Winklevoss highlighted JPMorgan’s reversal on resuming Gemini as a client after he criticized the bank’s efforts to overturn the Consumer Financial Protection Bureau’s (CFPB) Open Banking Rule—a regulation that allows customers to freely share their banking data with external platforms. “They want us to stay silent while they quietly try to take away your right to access your banking data for free,” he stated, framing the bank’s actions as a broader strategy to stifle innovation in crypto and fintech. He argued that JPMorgan’s proposed fees would disproportionately harm startups and platforms like Plaid, which facilitate connections between bank accounts and crypto services, ultimately limiting consumer access to digital assets [1].

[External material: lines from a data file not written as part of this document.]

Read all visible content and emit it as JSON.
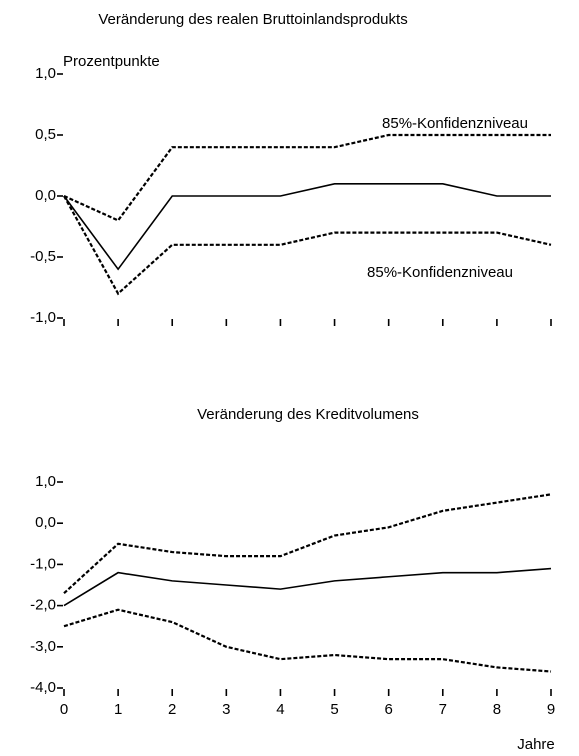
{
  "chart_data": [
    {
      "type": "line",
      "title": "Veränderung des realen Bruttoinlandsprodukts",
      "ylabel": "Prozentpunkte",
      "x": [
        0,
        1,
        2,
        3,
        4,
        5,
        6,
        7,
        8,
        9
      ],
      "xlim": [
        0,
        9
      ],
      "ylim": [
        -1,
        1
      ],
      "yticks": [
        {
          "value": 1,
          "label": "1,0"
        },
        {
          "value": 0.5,
          "label": "0,5"
        },
        {
          "value": 0,
          "label": "0,0"
        },
        {
          "value": -0.5,
          "label": "-0,5"
        },
        {
          "value": -1,
          "label": "-1,0"
        }
      ],
      "series": [
        {
          "color": "#000000",
          "style": "solid",
          "values": [
            0,
            -0.6,
            0,
            0,
            0,
            0.1,
            0.1,
            0.1,
            0,
            0
          ]
        },
        {
          "color": "#000000",
          "style": "dashed",
          "values": [
            0,
            -0.2,
            0.4,
            0.4,
            0.4,
            0.4,
            0.5,
            0.5,
            0.5,
            0.5
          ]
        },
        {
          "color": "#000000",
          "style": "dashed",
          "values": [
            0,
            -0.8,
            -0.4,
            -0.4,
            -0.4,
            -0.3,
            -0.3,
            -0.3,
            -0.3,
            -0.4
          ]
        }
      ],
      "annotations": [
        "85%-Konfidenzniveau",
        "85%-Konfidenzniveau"
      ]
    },
    {
      "type": "line",
      "title": "Veränderung des Kreditvolumens",
      "xlabel": "Jahre",
      "x": [
        0,
        1,
        2,
        3,
        4,
        5,
        6,
        7,
        8,
        9
      ],
      "xlim": [
        0,
        9
      ],
      "xticks": [
        0,
        1,
        2,
        3,
        4,
        5,
        6,
        7,
        8,
        9
      ],
      "ylim": [
        -4,
        1
      ],
      "yticks": [
        {
          "value": 1,
          "label": "1,0"
        },
        {
          "value": 0,
          "label": "0,0"
        },
        {
          "value": -1,
          "label": "-1,0"
        },
        {
          "value": -2,
          "label": "-2,0"
        },
        {
          "value": -3,
          "label": "-3,0"
        },
        {
          "value": -4,
          "label": "-4,0"
        }
      ],
      "series": [
        {
          "color": "#000000",
          "style": "solid",
          "values": [
            -2.0,
            -1.2,
            -1.4,
            -1.5,
            -1.6,
            -1.4,
            -1.3,
            -1.2,
            -1.2,
            -1.1
          ]
        },
        {
          "color": "#000000",
          "style": "dashed",
          "values": [
            -1.7,
            -0.5,
            -0.7,
            -0.8,
            -0.8,
            -0.3,
            -0.1,
            0.3,
            0.5,
            0.7
          ]
        },
        {
          "color": "#000000",
          "style": "dashed",
          "values": [
            -2.5,
            -2.1,
            -2.4,
            -3.0,
            -3.3,
            -3.2,
            -3.3,
            -3.3,
            -3.5,
            -3.6
          ]
        }
      ]
    }
  ]
}
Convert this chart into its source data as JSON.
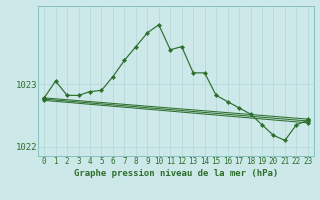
{
  "title": "Graphe pression niveau de la mer (hPa)",
  "bg_color": "#cce8e8",
  "grid_color": "#b0d8d8",
  "line_color": "#2d6e2d",
  "marker_color": "#2d6e2d",
  "hours": [
    0,
    1,
    2,
    3,
    4,
    5,
    6,
    7,
    8,
    9,
    10,
    11,
    12,
    13,
    14,
    15,
    16,
    17,
    18,
    19,
    20,
    21,
    22,
    23
  ],
  "main_y": [
    1022.78,
    1023.05,
    1022.82,
    1022.82,
    1022.88,
    1022.9,
    1023.12,
    1023.38,
    1023.6,
    1023.82,
    1023.95,
    1023.55,
    1023.6,
    1023.18,
    1023.18,
    1022.82,
    1022.72,
    1022.62,
    1022.52,
    1022.35,
    1022.18,
    1022.1,
    1022.35,
    1022.42
  ],
  "line_a": [
    [
      0,
      23
    ],
    [
      1022.78,
      1022.44
    ]
  ],
  "line_b": [
    [
      0,
      23
    ],
    [
      1022.76,
      1022.41
    ]
  ],
  "line_c": [
    [
      0,
      23
    ],
    [
      1022.74,
      1022.38
    ]
  ],
  "ylim": [
    1021.85,
    1024.25
  ],
  "yticks": [
    1022.0,
    1023.0
  ],
  "xlim": [
    -0.5,
    23.5
  ],
  "title_fontsize": 6.5,
  "tick_fontsize": 5.5
}
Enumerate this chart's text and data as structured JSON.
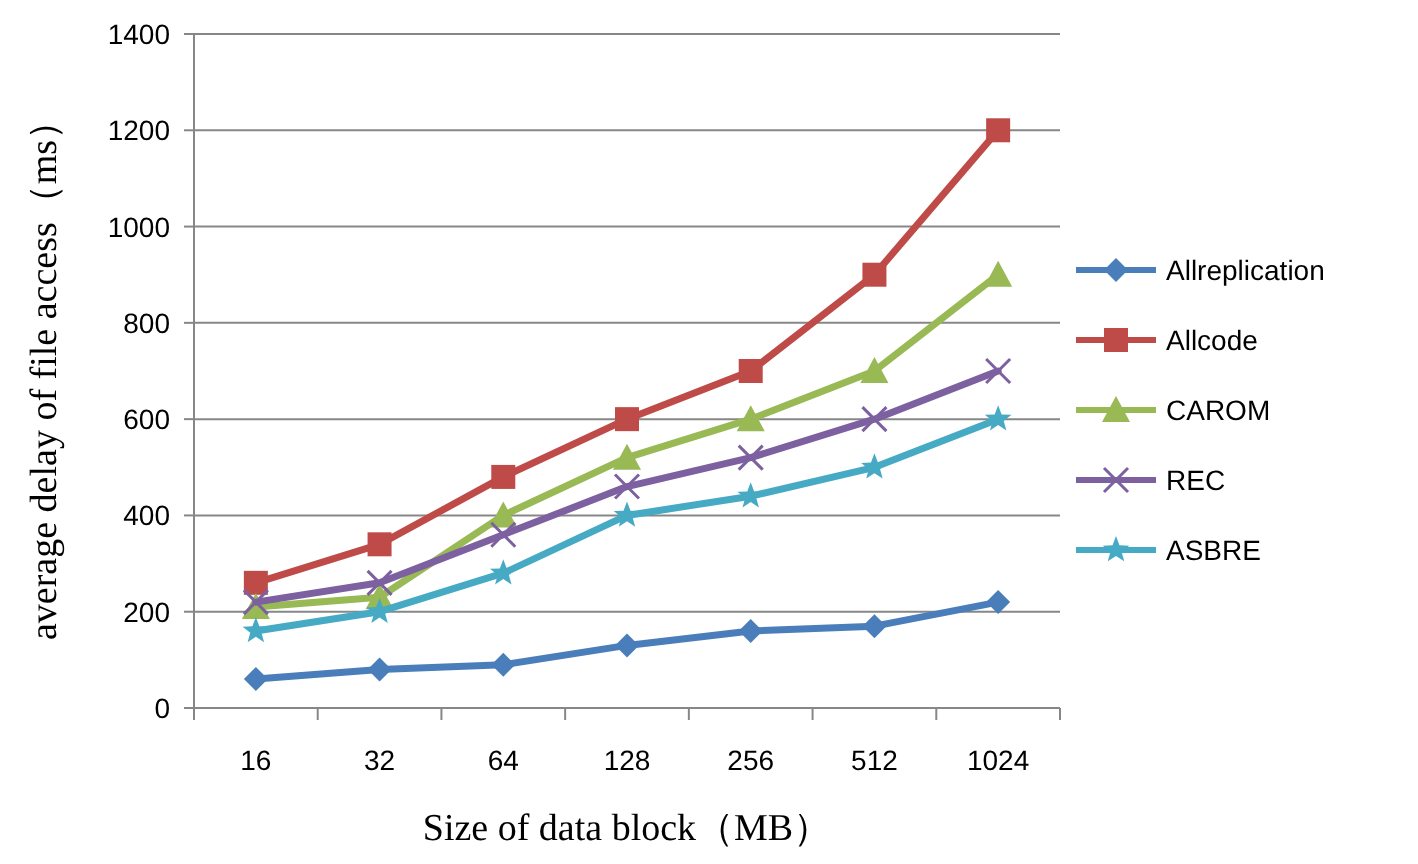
{
  "chart_data": {
    "type": "line",
    "xlabel": "Size of data block（MB）",
    "ylabel": "average delay of file access（ms）",
    "categories": [
      "16",
      "32",
      "64",
      "128",
      "256",
      "512",
      "1024"
    ],
    "series": [
      {
        "name": "Allreplication",
        "color": "#4a7ebb",
        "marker": "diamond",
        "values": [
          60,
          80,
          90,
          130,
          160,
          170,
          220
        ]
      },
      {
        "name": "Allcode",
        "color": "#be4b48",
        "marker": "square",
        "values": [
          260,
          340,
          480,
          600,
          700,
          900,
          1200
        ]
      },
      {
        "name": "CAROM",
        "color": "#98b954",
        "marker": "triangle",
        "values": [
          210,
          230,
          400,
          520,
          600,
          700,
          900
        ]
      },
      {
        "name": "REC",
        "color": "#7d60a0",
        "marker": "cross",
        "values": [
          220,
          260,
          360,
          460,
          520,
          600,
          700
        ]
      },
      {
        "name": "ASBRE",
        "color": "#46aac5",
        "marker": "star",
        "values": [
          160,
          200,
          280,
          400,
          440,
          500,
          600
        ]
      }
    ],
    "ylim": [
      0,
      1400
    ],
    "yticks": [
      0,
      200,
      400,
      600,
      800,
      1000,
      1200,
      1400
    ],
    "grid": "y",
    "legend": "right"
  }
}
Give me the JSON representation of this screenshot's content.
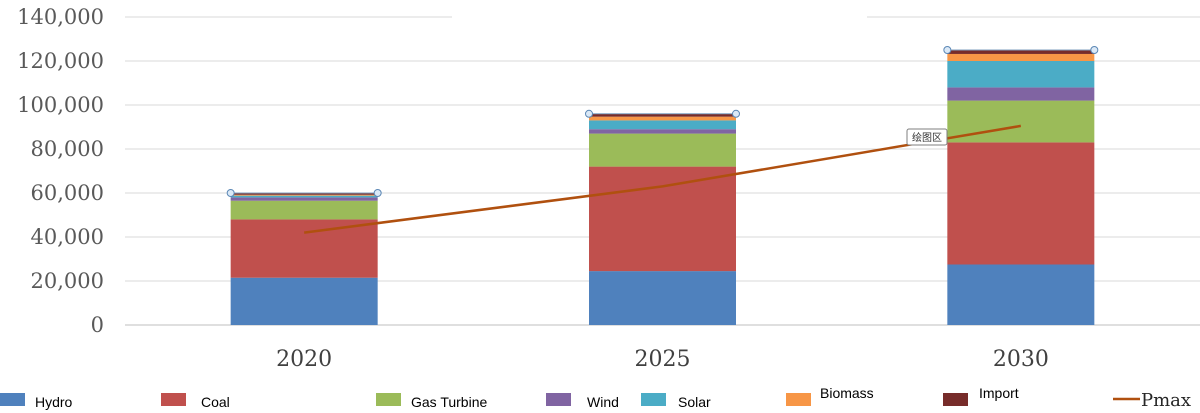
{
  "chart_data": {
    "type": "bar",
    "stacked": true,
    "categories": [
      "2020",
      "2025",
      "2030"
    ],
    "series": [
      {
        "name": "Hydro",
        "color": "#4F81BD",
        "values": [
          21500,
          24500,
          27500
        ]
      },
      {
        "name": "Coal",
        "color": "#C0504D",
        "values": [
          26500,
          47500,
          55500
        ]
      },
      {
        "name": "Gas Turbine",
        "color": "#9BBB59",
        "values": [
          8500,
          15000,
          19000
        ]
      },
      {
        "name": "Wind",
        "color": "#8064A2",
        "values": [
          1500,
          2000,
          6000
        ]
      },
      {
        "name": "Solar",
        "color": "#4BACC6",
        "values": [
          800,
          4000,
          12000
        ]
      },
      {
        "name": "Biomass",
        "color": "#F79646",
        "values": [
          400,
          1700,
          3200
        ]
      },
      {
        "name": "Import",
        "color": "#772C2A",
        "values": [
          800,
          1300,
          1800
        ]
      }
    ],
    "line_series": {
      "name": "Pmax",
      "color": "#B0500F",
      "values": [
        42000,
        63000,
        90500
      ]
    },
    "yticks": [
      "0",
      "20,000",
      "40,000",
      "60,000",
      "80,000",
      "100,000",
      "120,000",
      "140,000"
    ],
    "ylim": [
      0,
      140000
    ],
    "grid": true,
    "title": "",
    "xlabel": "",
    "ylabel": "",
    "legend_position": "bottom",
    "annotation": "绘图区"
  }
}
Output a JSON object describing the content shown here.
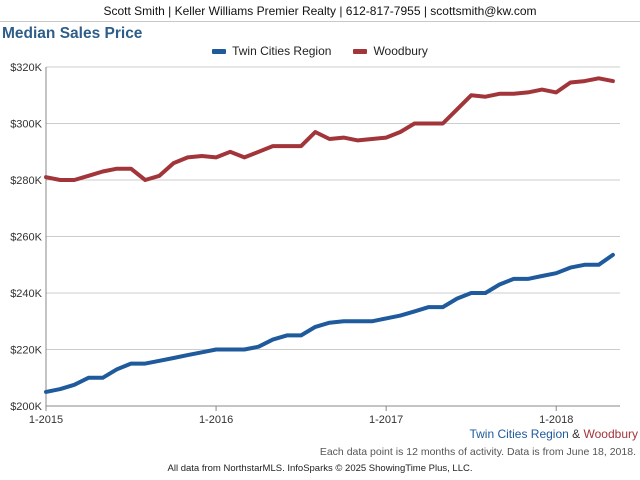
{
  "header": {
    "contact": "Scott Smith | Keller Williams Premier Realty | 612-817-7955 | scottsmith@kw.com"
  },
  "colors": {
    "twin": "#1f5a9d",
    "wood": "#a2353a",
    "grid": "#cccccc",
    "axis": "#888888"
  },
  "series_footer": {
    "twin": "Twin Cities Region",
    "amp": "&",
    "wood": "Woodbury"
  },
  "note": "Each data point is 12 months of activity. Data is from June 18, 2018.",
  "footer": "All data from NorthstarMLS. InfoSparks © 2025 ShowingTime Plus, LLC.",
  "chart_data": {
    "type": "line",
    "title": "Median Sales Price",
    "xlabel": "",
    "ylabel": "",
    "ylim": [
      200000,
      320000
    ],
    "yticks": [
      200000,
      220000,
      240000,
      260000,
      280000,
      300000,
      320000
    ],
    "ytick_labels": [
      "$200K",
      "$220K",
      "$240K",
      "$260K",
      "$280K",
      "$300K",
      "$320K"
    ],
    "xlim": [
      0,
      40.5
    ],
    "xticks": [
      0,
      12,
      24,
      36
    ],
    "xtick_labels": [
      "1-2015",
      "1-2016",
      "1-2017",
      "1-2018"
    ],
    "legend_position": "top-center",
    "x": [
      0,
      1,
      2,
      3,
      4,
      5,
      6,
      7,
      8,
      9,
      10,
      11,
      12,
      13,
      14,
      15,
      16,
      17,
      18,
      19,
      20,
      21,
      22,
      23,
      24,
      25,
      26,
      27,
      28,
      29,
      30,
      31,
      32,
      33,
      34,
      35,
      36,
      37,
      38,
      39,
      40
    ],
    "series": [
      {
        "name": "Twin Cities Region",
        "color": "#1f5a9d",
        "values": [
          205000,
          206000,
          207500,
          210000,
          210000,
          213000,
          215000,
          215000,
          216000,
          217000,
          218000,
          219000,
          220000,
          220000,
          220000,
          221000,
          223500,
          225000,
          225000,
          228000,
          229500,
          230000,
          230000,
          230000,
          231000,
          232000,
          233500,
          235000,
          235000,
          238000,
          240000,
          240000,
          243000,
          245000,
          245000,
          246000,
          247000,
          249000,
          250000,
          250000,
          253500
        ]
      },
      {
        "name": "Woodbury",
        "color": "#a2353a",
        "values": [
          281000,
          280000,
          280000,
          281500,
          283000,
          284000,
          284000,
          280000,
          281500,
          286000,
          288000,
          288500,
          288000,
          290000,
          288000,
          290000,
          292000,
          292000,
          292000,
          297000,
          294500,
          295000,
          294000,
          294500,
          295000,
          297000,
          300000,
          300000,
          300000,
          305000,
          310000,
          309500,
          310500,
          310500,
          311000,
          312000,
          311000,
          314500,
          315000,
          316000,
          315000
        ]
      }
    ]
  }
}
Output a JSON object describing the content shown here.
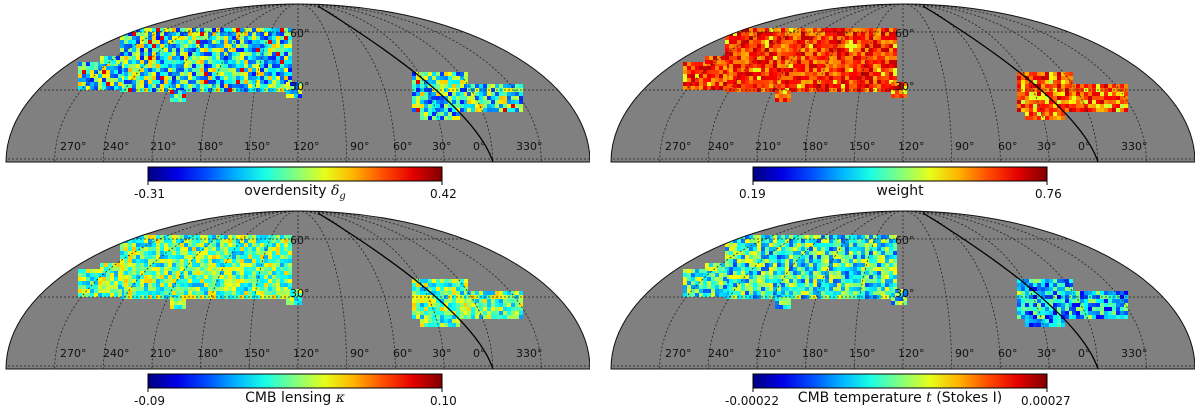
{
  "panels": [
    {
      "id": "overdensity",
      "colorbar": {
        "min_label": "-0.31",
        "max_label": "0.42",
        "title_prefix": "overdensity ",
        "title_symbol": "δ",
        "title_sub": "g",
        "title_suffix": "",
        "cmap": "jet"
      },
      "lon_labels": [
        "270°",
        "240°",
        "210°",
        "180°",
        "150°",
        "120°",
        "90°",
        "60°",
        "30°",
        "0°",
        "330°"
      ],
      "lat_labels": [
        "60°",
        "30°"
      ]
    },
    {
      "id": "weight",
      "colorbar": {
        "min_label": "0.19",
        "max_label": "0.76",
        "title_prefix": "weight",
        "title_symbol": "",
        "title_sub": "",
        "title_suffix": "",
        "cmap": "jet"
      },
      "lon_labels": [
        "270°",
        "240°",
        "210°",
        "180°",
        "150°",
        "120°",
        "90°",
        "60°",
        "30°",
        "0°",
        "330°"
      ],
      "lat_labels": [
        "60°",
        "30°"
      ]
    },
    {
      "id": "lensing",
      "colorbar": {
        "min_label": "-0.09",
        "max_label": "0.10",
        "title_prefix": "CMB lensing ",
        "title_symbol": "κ",
        "title_sub": "",
        "title_suffix": "",
        "cmap": "jet"
      },
      "lon_labels": [
        "270°",
        "240°",
        "210°",
        "180°",
        "150°",
        "120°",
        "90°",
        "60°",
        "30°",
        "0°",
        "330°"
      ],
      "lat_labels": [
        "60°",
        "30°"
      ]
    },
    {
      "id": "temperature",
      "colorbar": {
        "min_label": "-0.00022",
        "max_label": "0.00027",
        "title_prefix": "CMB temperature ",
        "title_symbol": "t",
        "title_sub": "",
        "title_suffix": " (Stokes I)",
        "cmap": "jet"
      },
      "lon_labels": [
        "270°",
        "240°",
        "210°",
        "180°",
        "150°",
        "120°",
        "90°",
        "60°",
        "30°",
        "0°",
        "330°"
      ],
      "lat_labels": [
        "60°",
        "30°"
      ]
    }
  ],
  "colors": {
    "map_background": "#808080",
    "grid_line": "#222222",
    "outline": "#111111"
  }
}
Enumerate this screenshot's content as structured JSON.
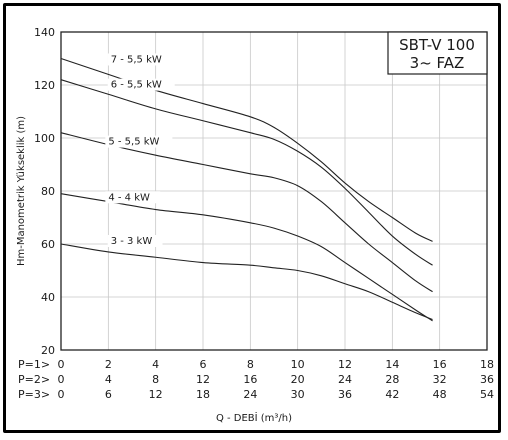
{
  "chart_data": {
    "type": "line",
    "title": "SBT-V 100",
    "subtitle": "3~ FAZ",
    "ylabel": "Hm-Manometrik Yükseklik (m)",
    "xlabel": "Q - DEBİ (m³/h)",
    "ylim": [
      20,
      140
    ],
    "yticks": [
      20,
      40,
      60,
      80,
      100,
      120,
      140
    ],
    "xlim": [
      0,
      18
    ],
    "x_axes": [
      {
        "label": "P=1>",
        "ticks": [
          0,
          2,
          4,
          6,
          8,
          10,
          12,
          14,
          16,
          18
        ]
      },
      {
        "label": "P=2>",
        "ticks": [
          0,
          4,
          8,
          12,
          16,
          20,
          24,
          28,
          32,
          36
        ]
      },
      {
        "label": "P=3>",
        "ticks": [
          0,
          6,
          12,
          18,
          24,
          30,
          36,
          42,
          48,
          54
        ]
      }
    ],
    "grid": true,
    "series": [
      {
        "name": "7 - 5,5 kW",
        "label_at": [
          2.1,
          128.5
        ],
        "x": [
          0,
          2,
          4,
          6,
          8,
          9,
          10,
          11,
          12,
          13,
          14,
          15,
          15.7
        ],
        "y": [
          130,
          124,
          118,
          113,
          108,
          104,
          98,
          91,
          83,
          76,
          70,
          64,
          61
        ]
      },
      {
        "name": "6 - 5,5 kW",
        "label_at": [
          2.1,
          119
        ],
        "x": [
          0,
          2,
          4,
          6,
          8,
          9,
          10,
          11,
          12,
          13,
          14,
          15,
          15.7
        ],
        "y": [
          122,
          116.5,
          111,
          106.5,
          102,
          99.5,
          95,
          89,
          81,
          72,
          63,
          56,
          52
        ]
      },
      {
        "name": "5 - 5,5 kW",
        "label_at": [
          2.0,
          97.5
        ],
        "x": [
          0,
          2,
          4,
          6,
          8,
          9,
          10,
          11,
          12,
          13,
          14,
          15,
          15.7
        ],
        "y": [
          102,
          97.5,
          93.5,
          90,
          86.5,
          85,
          82,
          76,
          68,
          60,
          53,
          46,
          42
        ]
      },
      {
        "name": "4 - 4 kW",
        "label_at": [
          2.0,
          76.5
        ],
        "x": [
          0,
          2,
          4,
          6,
          8,
          9,
          10,
          11,
          12,
          13,
          14,
          15,
          15.7
        ],
        "y": [
          79,
          76,
          73,
          71,
          68,
          66,
          63,
          59,
          53,
          47,
          41,
          35,
          31
        ]
      },
      {
        "name": "3 - 3 kW",
        "label_at": [
          2.1,
          60
        ],
        "x": [
          0,
          2,
          4,
          6,
          8,
          9,
          10,
          11,
          12,
          13,
          14,
          15,
          15.7
        ],
        "y": [
          60,
          57,
          55,
          53,
          52,
          51,
          50,
          48,
          45,
          42,
          38,
          34,
          31.5
        ]
      }
    ]
  }
}
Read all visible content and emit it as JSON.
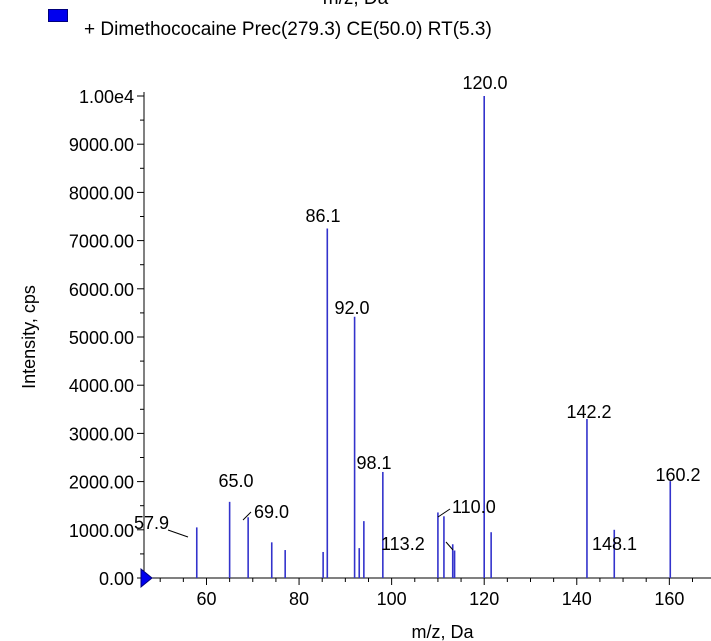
{
  "cutoff_text": "m/z, Da",
  "legend": {
    "swatch_color": "#0000ee",
    "label": "+ Dimethococaine Prec(279.3) CE(50.0) RT(5.3)"
  },
  "chart_data": {
    "type": "bar",
    "xlabel": "m/z, Da",
    "ylabel": "Intensity, cps",
    "xlim": [
      46.5,
      169
    ],
    "ylim": [
      0,
      10000
    ],
    "x_ticks": [
      60,
      80,
      100,
      120,
      140,
      160
    ],
    "x_tick_labels": [
      "60",
      "80",
      "100",
      "120",
      "140",
      "160"
    ],
    "y_ticks": [
      0,
      1000,
      2000,
      3000,
      4000,
      5000,
      6000,
      7000,
      8000,
      9000,
      10000
    ],
    "y_tick_labels": [
      "0.00",
      "1000.00",
      "2000.00",
      "3000.00",
      "4000.00",
      "5000.00",
      "6000.00",
      "7000.00",
      "8000.00",
      "9000.00",
      "1.00e4"
    ],
    "bar_color": "#3333cc",
    "series": [
      {
        "x": [
          57.9,
          65.0,
          69.0,
          74.1,
          77.0,
          85.2,
          86.1,
          92.0,
          93.0,
          94.0,
          98.1,
          110.0,
          111.3,
          113.2,
          113.6,
          120.0,
          121.5,
          142.2,
          148.1,
          160.2
        ],
        "values": [
          1050,
          1580,
          1260,
          740,
          580,
          540,
          7250,
          5420,
          620,
          1180,
          2200,
          1360,
          1280,
          700,
          570,
          10000,
          950,
          3300,
          1000,
          2010
        ]
      }
    ],
    "annotations": [
      "57.9",
      "65.0",
      "69.0",
      "86.1",
      "92.0",
      "98.1",
      "110.0",
      "113.2",
      "120.0",
      "142.2",
      "148.1",
      "160.2"
    ]
  }
}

JPMorgan has not directly addressed Winklevoss’s specific allegations but has reiterated its focus on compliance and risk mitigation. The bank previously emphasized the need for robust frameworks to combat money laundering, a common concern for institutions serving crypto clients. However, the pause in Gemini’s re-onboarding contrasts with JPMorgan’s broader acknowledgment of growing institutional interest in digital assets, though this claim lacks immediate contextual data. The situation mirrors similar scrutiny faced by other banks, including
, which has been accused of pressuring partners to disengage from crypto ventures [2].The controversy underscores intensifying tensions between traditional
and the crypto ecosystem. Critics argue that centralized gatekeeping—exemplified by JPMorgan’s alleged tactics—threatens the decentralization principles underpinning blockchain technology. For crypto advocates, the implications extend beyond Gemini, as restrictive fees or infrastructure withdrawal could hinder innovation and consumer access to digital assets. If banks continue to prioritize regulatory compliance over open banking, it may create a fragmented environment where crypto startups struggle to secure traditional financial support [1].Regulatory responses to such practices remain uncertain. A shift toward stricter oversight of de-banking tactics could foster a more equitable landscape for crypto projects, while inaction risks entrenching traditional institutions’ dominance. The outcome may also influence global regulatory approaches to integrating digital assets into traditional systems. For now, JPMorgan’s actions highlight the delicate balance between compliance, competition, and technological evolution in finance [1].